By Nir Gaist, Founder & CTO, Nyotron
As we draw closer to flipping the calendar to 2019, we can look back on the 2018 cybersecurity landscape to help us anticipate what information security professionals should prepare for in the new year.
One lesson we learned is that municipalities and utilities are soft targets. SC Media’s Robert Abel reported earlier this month that the city of North Bend, Ore., was hit with a ransomware attack which temporarily locked city workers out from their computers and databases. The attackers demanded $50,000 in Bitcoin, but fortunately the city’s IT systems were backed up and officials were able to avoid paying the ransom.
Just a couple days later, Abel’s colleague Doug Olenick reported that the City of Topeka, Kan., discovered its third-party payment vendor was breached, possibly exposing the personal information of about 10,000 utilities customers.
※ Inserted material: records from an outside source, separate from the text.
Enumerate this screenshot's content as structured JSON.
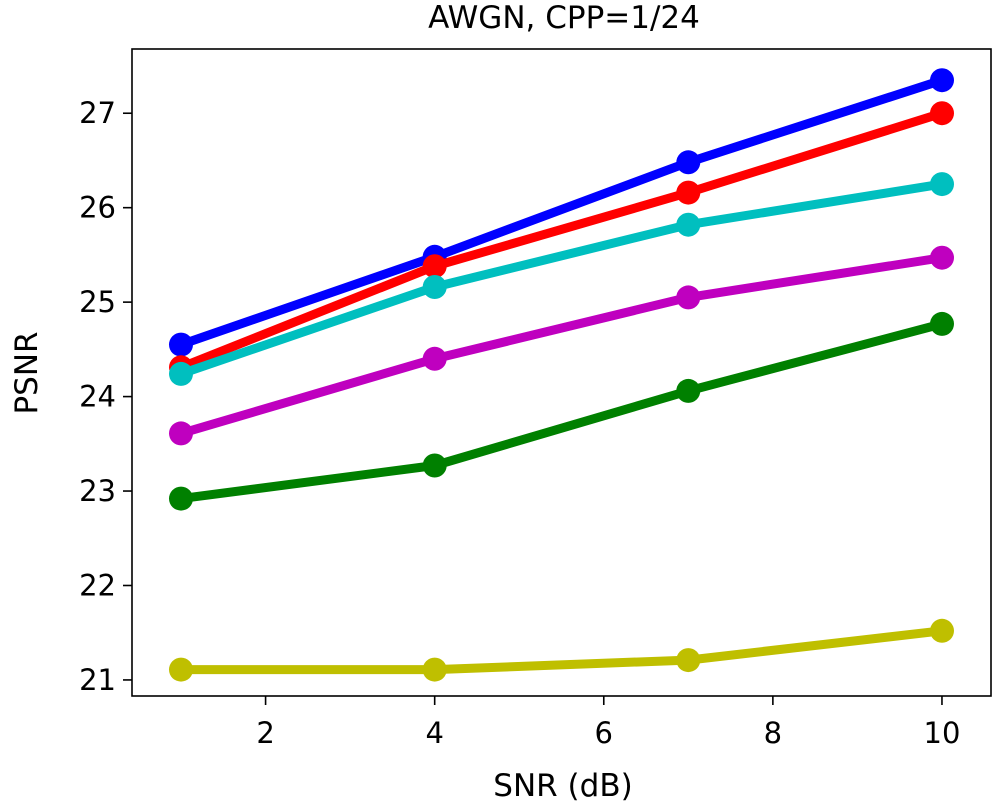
{
  "chart_data": {
    "type": "line",
    "title": "AWGN, CPP=1/24",
    "xlabel": "SNR (dB)",
    "ylabel": "PSNR",
    "xlim": [
      0.42,
      10.58
    ],
    "ylim": [
      20.83,
      27.68
    ],
    "xticks": [
      2,
      4,
      6,
      8,
      10
    ],
    "yticks": [
      21,
      22,
      23,
      24,
      25,
      26,
      27
    ],
    "grid": false,
    "x": [
      1,
      4,
      7,
      10
    ],
    "series": [
      {
        "name": "blue",
        "color": "#0000ff",
        "values": [
          24.55,
          25.48,
          26.48,
          27.35
        ]
      },
      {
        "name": "red",
        "color": "#ff0000",
        "values": [
          24.31,
          25.38,
          26.16,
          27.0
        ]
      },
      {
        "name": "cyan",
        "color": "#00bfbf",
        "values": [
          24.24,
          25.16,
          25.82,
          26.25
        ]
      },
      {
        "name": "magenta",
        "color": "#bf00bf",
        "values": [
          23.61,
          24.4,
          25.05,
          25.47
        ]
      },
      {
        "name": "green",
        "color": "#008000",
        "values": [
          22.92,
          23.27,
          24.06,
          24.77
        ]
      },
      {
        "name": "olive",
        "color": "#bfbf00",
        "values": [
          21.11,
          21.11,
          21.21,
          21.52
        ]
      }
    ]
  }
}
The SamSam ransomware attack that made national headlines after crippling the city of Atlanta’s computer network in March could cost taxpayers $17 million. That’s an enormous sum of money, especially considering the attackers were “only” demanding $55,000 worth of bitcoins.
Money has been the primary motivation for these attacks on municipalities and utilities. However, we not only predict that attacks on municipal agencies and industrial IoT will become more common in 2019, but also that attackers’ objectives will be more insidious: to create a major disaster at a critical infrastructure facility, such as a power plant or hydroelectric dam.
That may sound like the plot of a Hollywood blockbuster starring The Rock, but consider that industrial control systems (ICS) vulnerabilities were exploited in successful attacks on an electrical grid and chlorine plant in Ukraine, and in a narrowly-avoided disaster at a Saudi petrochemical plant. These vulnerabilities were among the top three themes at this year’s Black Hat and DEF CON conferences.
All of those attacks occurred outside the U.S., but there is evidence that state-sponsored actors are setting their sights on U.S. infrastructure.
The federal government in March released a report describing a Russian hacking campaign to infiltrate America’s “critical infrastructure” including power plants, nuclear and water facilities. The FBI and Department of Homeland Security joint report warns that Russian hackers gained access to computers across the targeted industries and collected sensitive data including passwords, logins, and information about energy generation. There was no evidence of sabotage, so the report draws the conclusion that the intrusion was designed to pave the way for future attacks that do more than just collect data.
Energy Secretary Rick Perry told lawmakers at an appropriations hearing that cyberattacks are “literally happening hundreds of thousands of times a day,” and added that the Department of Energy needs an “office of cybersecurity and emergency response” in order to be prepared for threats like this in the future.
Looking back on 2018 also provides clues for how malware will evolve and become more sophisticated in 2019.
We predict attackers will use what we call adversarial or weaponized artificial intelligence (AI). Just as security vendors are training their machine learning (ML) models on malware samples to detect them, malware writers can tune their attacks to avoid detection using the same algorithms. Moreover, certain types of attacks, like phishing, can be automated using AI algorithms.
And just as 2018 began with the appearance of Spectre/Meltdown, a previously unknown threat vector that affected hundreds of millions of systems and cloud environments, we expect to see a previously unknown major threat to wreak havoc worldwide in 2019.